The practice was rated good for being effective, caring and well-led and rated outstanding for being responsive to patients’ needs.
But it has been told by the watchdog whose GP inspection regime is led by Professor Field that it must make improvements to patient safety.
Inspectors found that the practice had processes in place to keep patients safe, but ‘these had not been followed for all patients prescribed high risk medicines’.
They found that patients receiving medicines for cancer, arthritis and mood disorders had not received the necessary reviews or follow-up tests within the required time limits.
Over a fifth of patients receiving treatment for heart failure and high BP had not had reviews in the last 12 months.

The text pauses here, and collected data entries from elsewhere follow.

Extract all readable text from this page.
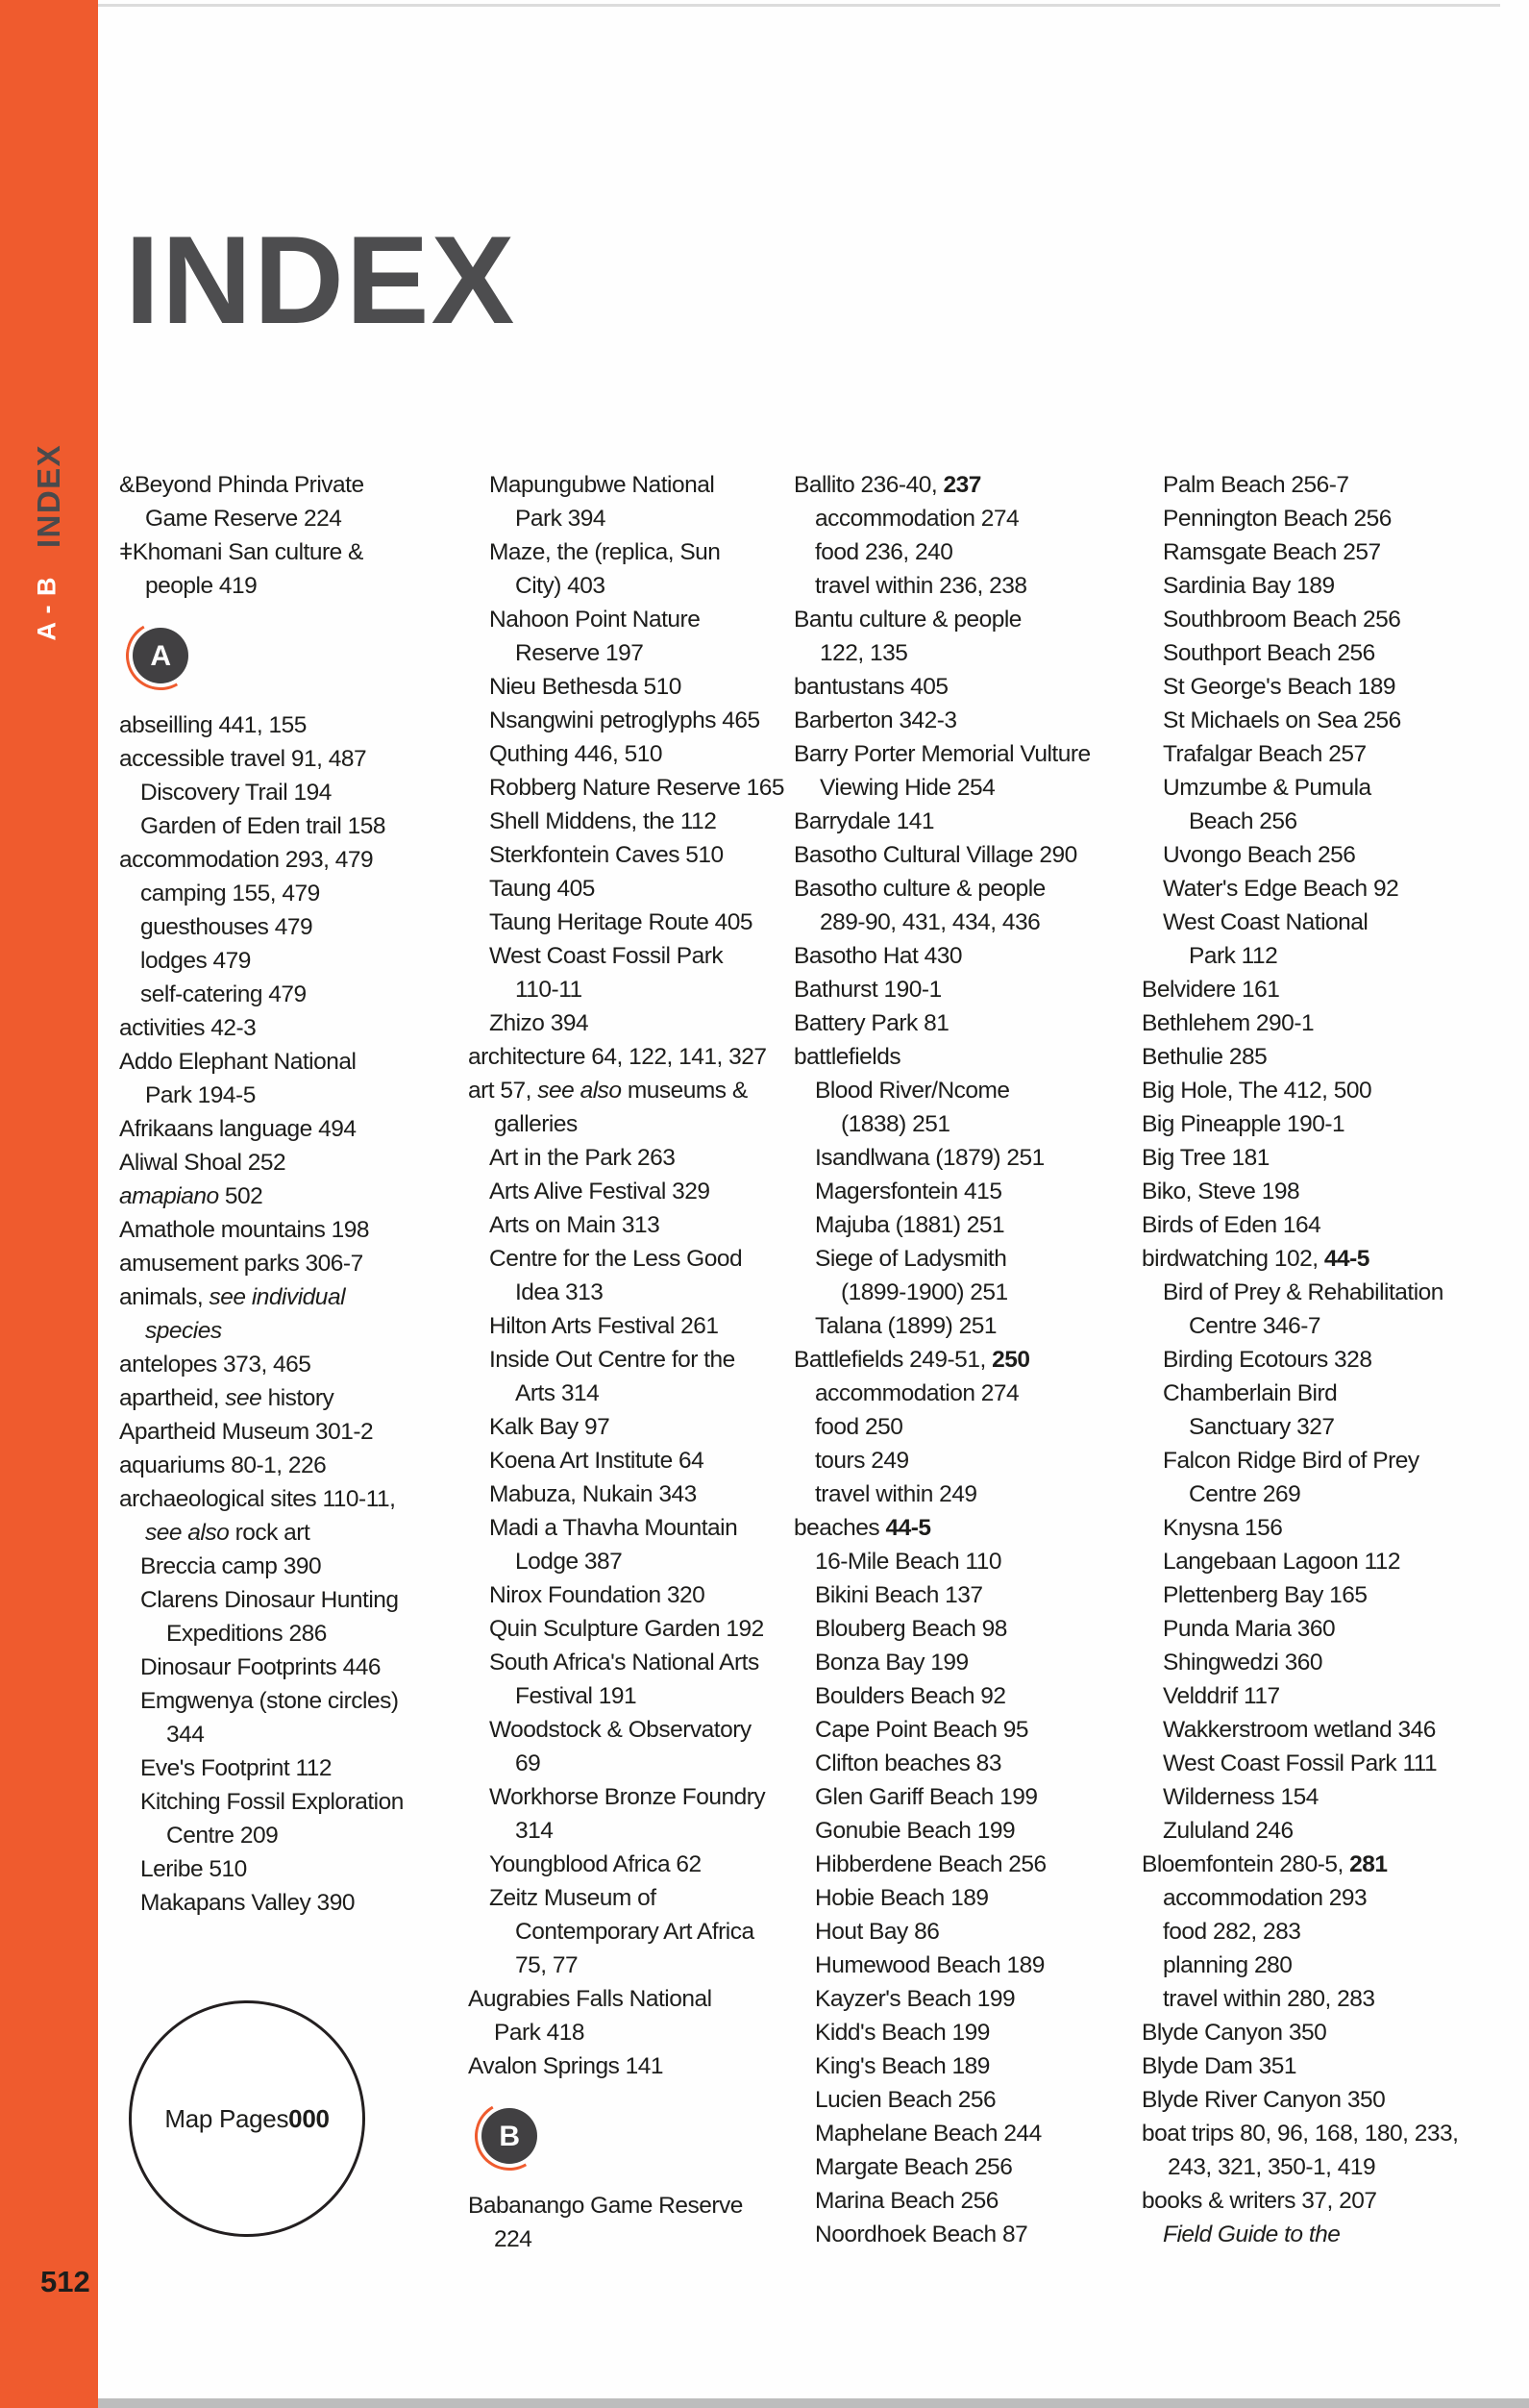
INDEX
A - B
INDEX
&Beyond Phinda Private
Game Reserve 224
ǂKhomani San culture &
people 419
A
abseilling 441, 155
accessible travel 91, 487
Discovery Trail 194
Garden of Eden trail 158
accommodation 293, 479
camping 155, 479
guesthouses 479
lodges 479
self-catering 479
activities 42-3
Addo Elephant National
Park 194-5
Afrikaans language 494
Aliwal Shoal 252
amapiano 502
Amathole mountains 198
amusement parks 306-7
animals, see individual
species
antelopes 373, 465
apartheid, see history
Apartheid Museum 301-2
aquariums 80-1, 226
archaeological sites 110-11,
see also rock art
Breccia camp 390
Clarens Dinosaur Hunting
Expeditions 286
Dinosaur Footprints 446
Emgwenya (stone circles)
344
Eve's Footprint 112
Kitching Fossil Exploration
Centre 209
Leribe 510
Makapans Valley 390
Map Pages 000
Mapungubwe National
Park 394
Maze, the (replica, Sun
City) 403
Nahoon Point Nature
Reserve 197
Nieu Bethesda 510
Nsangwini petroglyphs 465
Quthing 446, 510
Robberg Nature Reserve 165
Shell Middens, the 112
Sterkfontein Caves 510
Taung 405
Taung Heritage Route 405
West Coast Fossil Park
110-11
Zhizo 394
architecture 64, 122, 141, 327
art 57, see also museums &
galleries
Art in the Park 263
Arts Alive Festival 329
Arts on Main 313
Centre for the Less Good
Idea 313
Hilton Arts Festival 261
Inside Out Centre for the
Arts 314
Kalk Bay 97
Koena Art Institute 64
Mabuza, Nukain 343
Madi a Thavha Mountain
Lodge 387
Nirox Foundation 320
Quin Sculpture Garden 192
South Africa's National Arts
Festival 191
Woodstock & Observatory
69
Workhorse Bronze Foundry
314
Youngblood Africa 62
Zeitz Museum of
Contemporary Art Africa
75, 77
Augrabies Falls National
Park 418
Avalon Springs 141
B
Babanango Game Reserve
224
Ballito 236-40, 237
accommodation 274
food 236, 240
travel within 236, 238
Bantu culture & people
122, 135
bantustans 405
Barberton 342-3
Barry Porter Memorial Vulture
Viewing Hide 254
Barrydale 141
Basotho Cultural Village 290
Basotho culture & people
289-90, 431, 434, 436
Basotho Hat 430
Bathurst 190-1
Battery Park 81
battlefields
Blood River/Ncome
(1838) 251
Isandlwana (1879) 251
Magersfontein 415
Majuba (1881) 251
Siege of Ladysmith
(1899-1900) 251
Talana (1899) 251
Battlefields 249-51, 250
accommodation 274
food 250
tours 249
travel within 249
beaches 44-5
16-Mile Beach 110
Bikini Beach 137
Blouberg Beach 98
Bonza Bay 199
Boulders Beach 92
Cape Point Beach 95
Clifton beaches 83
Glen Gariff Beach 199
Gonubie Beach 199
Hibberdene Beach 256
Hobie Beach 189
Hout Bay 86
Humewood Beach 189
Kayzer's Beach 199
Kidd's Beach 199
King's Beach 189
Lucien Beach 256
Maphelane Beach 244
Margate Beach 256
Marina Beach 256
Noordhoek Beach 87
Palm Beach 256-7
Pennington Beach 256
Ramsgate Beach 257
Sardinia Bay 189
Southbroom Beach 256
Southport Beach 256
St George's Beach 189
St Michaels on Sea 256
Trafalgar Beach 257
Umzumbe & Pumula
Beach 256
Uvongo Beach 256
Water's Edge Beach 92
West Coast National
Park 112
Belvidere 161
Bethlehem 290-1
Bethulie 285
Big Hole, The 412, 500
Big Pineapple 190-1
Big Tree 181
Biko, Steve 198
Birds of Eden 164
birdwatching 102, 44-5
Bird of Prey & Rehabilitation
Centre 346-7
Birding Ecotours 328
Chamberlain Bird
Sanctuary 327
Falcon Ridge Bird of Prey
Centre 269
Knysna 156
Langebaan Lagoon 112
Plettenberg Bay 165
Punda Maria 360
Shingwedzi 360
Velddrif 117
Wakkerstroom wetland 346
West Coast Fossil Park 111
Wilderness 154
Zululand 246
Bloemfontein 280-5, 281
accommodation 293
food 282, 283
planning 280
travel within 280, 283
Blyde Canyon 350
Blyde Dam 351
Blyde River Canyon 350
boat trips 80, 96, 168, 180, 233,
243, 321, 350-1, 419
books & writers 37, 207
Field Guide to the
512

They concluded it was therefore in breach of regulation 12 of the Health and Social Care Act for failing to ‘do all that was reasonably practicable to monitor and manage risks to the health and safety of service users’.
Map: GP CQC ratings
The report, signed off by deputy chief inspector Janet Williamson in lieu of Professor Field, ordered the practice to put in place systems and processes to address these risks ‘to ensure patients’ safety at all times’.
The practice was also praised for ‘several areas of outstanding practice’, including work alongside a faith-based charity to distribute meals to homeless people and prescribing an injection in case of accidental overdose.
It also set up specialist weekly clinics ‘to establish trust and maintain continuity’ among patients from 14 different communities at a local asylum centre.
Professor Field is one of five partners that run the PMS practice, who work alongside nine salaried GPs to deliver services to over 8,000 registered patients.
Professor Field said: ‘It is a privilege to continue to see patients as a GP at Bellevue in Birmingham. It keeps me grounded about the issues of practicing as a GP in a deprived inner-city practice, feeling all of the pressures that GPs are under across the country.
‘Bellevue has recently merged into the Modality Partnership and is subject to the same scrutiny by CQC as other GP practices. I accept that improvements have been requested and I know they already been addressed.
‘I am pleased that the practice has been rated outstanding for the responsive domain particularly for the care of vulnerable people including the homeless.’